British Columbia

Vancouver shuts down DTES street market to the dismay of organizers

The city shut down the street market on Thursday following a recently introduced ban on all gatherings with more than 50 people.

Community advocate calling on city to begin testing DTES residents for COVID-19

Some vendors from the Downtown Eastside Market moved to the sidewalk on Thursday after the City of Vancouver closed their usual market space on Hastings Street due to COVID-19 concerns. (Maggie MacPherson/CBC)

At 6:30 a.m. Thursday, a phone call woke up Constance Barnes. It was the City of Vancouver. 

She says they told her the city was shutting down the street market she runs in the Downtown Eastside (DTES) out of fear the bustling bazaar could promote the spread of COVID-19 in Vancouver's most vulnerable neighbourhood. 

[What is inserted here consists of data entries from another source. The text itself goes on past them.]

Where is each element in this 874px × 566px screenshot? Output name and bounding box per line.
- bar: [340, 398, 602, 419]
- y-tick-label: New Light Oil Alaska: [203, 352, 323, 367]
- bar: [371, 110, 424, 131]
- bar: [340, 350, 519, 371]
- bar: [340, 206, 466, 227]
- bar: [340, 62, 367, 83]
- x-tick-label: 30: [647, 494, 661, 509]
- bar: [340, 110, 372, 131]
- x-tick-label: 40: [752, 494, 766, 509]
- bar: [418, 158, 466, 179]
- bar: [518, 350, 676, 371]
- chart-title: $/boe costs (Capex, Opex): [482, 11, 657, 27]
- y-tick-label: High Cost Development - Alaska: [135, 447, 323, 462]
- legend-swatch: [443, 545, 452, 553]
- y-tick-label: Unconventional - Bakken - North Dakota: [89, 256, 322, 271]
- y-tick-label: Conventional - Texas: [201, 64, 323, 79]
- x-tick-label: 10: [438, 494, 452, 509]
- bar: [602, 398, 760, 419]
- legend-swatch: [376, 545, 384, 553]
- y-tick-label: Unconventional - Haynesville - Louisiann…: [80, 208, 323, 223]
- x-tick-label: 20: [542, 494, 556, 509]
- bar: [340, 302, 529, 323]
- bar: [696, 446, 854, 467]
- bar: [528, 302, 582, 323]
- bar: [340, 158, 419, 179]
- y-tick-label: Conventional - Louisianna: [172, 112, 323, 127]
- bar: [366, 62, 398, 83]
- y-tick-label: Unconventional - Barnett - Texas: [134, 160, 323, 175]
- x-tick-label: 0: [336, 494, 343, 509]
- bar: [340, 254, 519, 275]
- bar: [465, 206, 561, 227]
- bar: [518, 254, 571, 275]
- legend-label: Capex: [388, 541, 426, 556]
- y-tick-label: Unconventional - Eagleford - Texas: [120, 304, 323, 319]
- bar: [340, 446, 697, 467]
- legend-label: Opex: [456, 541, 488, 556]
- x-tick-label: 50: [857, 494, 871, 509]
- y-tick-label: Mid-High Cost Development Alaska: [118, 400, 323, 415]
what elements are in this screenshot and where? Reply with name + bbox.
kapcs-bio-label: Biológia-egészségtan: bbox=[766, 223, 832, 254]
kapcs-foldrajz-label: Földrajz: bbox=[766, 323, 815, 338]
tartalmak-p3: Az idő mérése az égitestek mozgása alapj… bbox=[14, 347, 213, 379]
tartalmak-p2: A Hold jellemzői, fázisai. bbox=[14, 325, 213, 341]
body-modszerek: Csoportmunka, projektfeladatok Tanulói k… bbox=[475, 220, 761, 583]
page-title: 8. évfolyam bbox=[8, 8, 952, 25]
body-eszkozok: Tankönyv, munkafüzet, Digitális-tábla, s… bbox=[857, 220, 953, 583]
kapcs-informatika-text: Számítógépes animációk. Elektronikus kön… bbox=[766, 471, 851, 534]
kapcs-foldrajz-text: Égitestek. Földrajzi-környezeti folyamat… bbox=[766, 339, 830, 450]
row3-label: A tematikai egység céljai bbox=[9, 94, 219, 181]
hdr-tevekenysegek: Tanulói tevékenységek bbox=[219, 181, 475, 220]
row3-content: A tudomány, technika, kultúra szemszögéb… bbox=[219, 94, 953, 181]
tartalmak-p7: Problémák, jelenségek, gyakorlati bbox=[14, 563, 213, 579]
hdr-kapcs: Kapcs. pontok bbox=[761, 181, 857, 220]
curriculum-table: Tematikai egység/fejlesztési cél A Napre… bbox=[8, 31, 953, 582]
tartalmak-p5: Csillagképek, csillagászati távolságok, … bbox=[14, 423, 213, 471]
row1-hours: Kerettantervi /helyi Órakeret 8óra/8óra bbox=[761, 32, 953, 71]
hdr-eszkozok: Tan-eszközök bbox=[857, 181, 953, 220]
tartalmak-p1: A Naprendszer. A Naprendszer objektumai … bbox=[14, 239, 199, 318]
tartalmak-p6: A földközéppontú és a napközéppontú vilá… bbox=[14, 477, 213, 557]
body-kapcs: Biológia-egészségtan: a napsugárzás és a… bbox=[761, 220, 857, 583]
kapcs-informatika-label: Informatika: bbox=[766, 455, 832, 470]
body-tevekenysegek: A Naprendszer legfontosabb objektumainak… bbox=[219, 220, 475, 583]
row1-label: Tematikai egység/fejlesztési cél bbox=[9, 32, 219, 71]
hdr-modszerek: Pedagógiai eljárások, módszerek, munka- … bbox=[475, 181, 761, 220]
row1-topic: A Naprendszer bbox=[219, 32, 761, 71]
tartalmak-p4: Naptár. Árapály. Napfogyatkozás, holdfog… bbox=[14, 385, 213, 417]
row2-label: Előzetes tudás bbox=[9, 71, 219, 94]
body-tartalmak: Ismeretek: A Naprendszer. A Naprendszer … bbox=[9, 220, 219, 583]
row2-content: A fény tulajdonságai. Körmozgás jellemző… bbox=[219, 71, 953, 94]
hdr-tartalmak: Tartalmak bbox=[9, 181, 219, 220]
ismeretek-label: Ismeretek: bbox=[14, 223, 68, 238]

Earlier in the week, the city announced a ban on all gatherings of more than 50 people, leaving many restaurants and bars across Vancouver to shutter. 

But instead of a potential breeding ground for contagion, Barnes believes the market, which provides washrooms, clean needles and the support of peer workers, could play an invaluable role in helping contain the virus. 

"We're able to tell people, 'You need to be 10 feet away.' We can give them gloves. We can talk to them about what's going on," said Barnes, the executive director of the Four Directions Trading Post, formerly known as the Downtown Eastside Street Market.

"These people are vulnerable. They're seniors, they're homeless, they're living in the SROs. "They don't have TVs. They don't have means to buy a newspaper. They don't have cellphones. They have no idea what's going on."

She suggested the market become a COVID-19 testing centre.

'We have seniors that come here every single day, 365 days a year,' said Barnes. (Maggie MacPherson/CBC)

In response to the forced closure, hawkers have decided to "go a little bit rogue," Barnes said.

On Thursday, along the sidewalk in front of 58 West Hastings Street, the vacant lot where the market's normally located, a row of tables with vendors had been set up, each a few metres apart. Barnes said the market also brought out its hand-washing stations. 

Beyond assisting in the effort to contain the outbreak, she emphasized the economic importance of the market to people in the neighbourhood.

"We have seniors that come here every single day, 365 days a year," said Barnes, a longtime DTES advocate. "These people don't have Christmas, they don't have spring break. They make $5, $10. That's their prescription. Or maybe it's some cheese or maybe it's something for their children. We have single parents here as well."  

One vendor who doesn't receive social assistance from the government told CBC News he depends on the profits he makes at the market to pay rent.

The city told CBC it was working to address income-generation gaps spurred by the market's closure. 

"This is a difficult and challenging time for everyone in the community and there are no perfect solutions to some of the complex issues we are trying to work through," the city's statement read. 

According to Vancouver, the municipality is working in partnership with Vancouver Coastal Health and BC Housing to introduce immediate measures to protect people in the DTES. 

Vancouver has also recently opened 11 new hand-washing stations in the neighbourhood. As well, the city's decision Thursday to declare a local state of emergency should grant the city the authority to take over parts of facilities, ensuring homeless people can self-isolate.

But Barnes worries the virus may have already reached the community. 

"I say to Mayor Kennedy Stewart: Please help us. We need somebody down here testing. This is going to be chaos waiting to happen."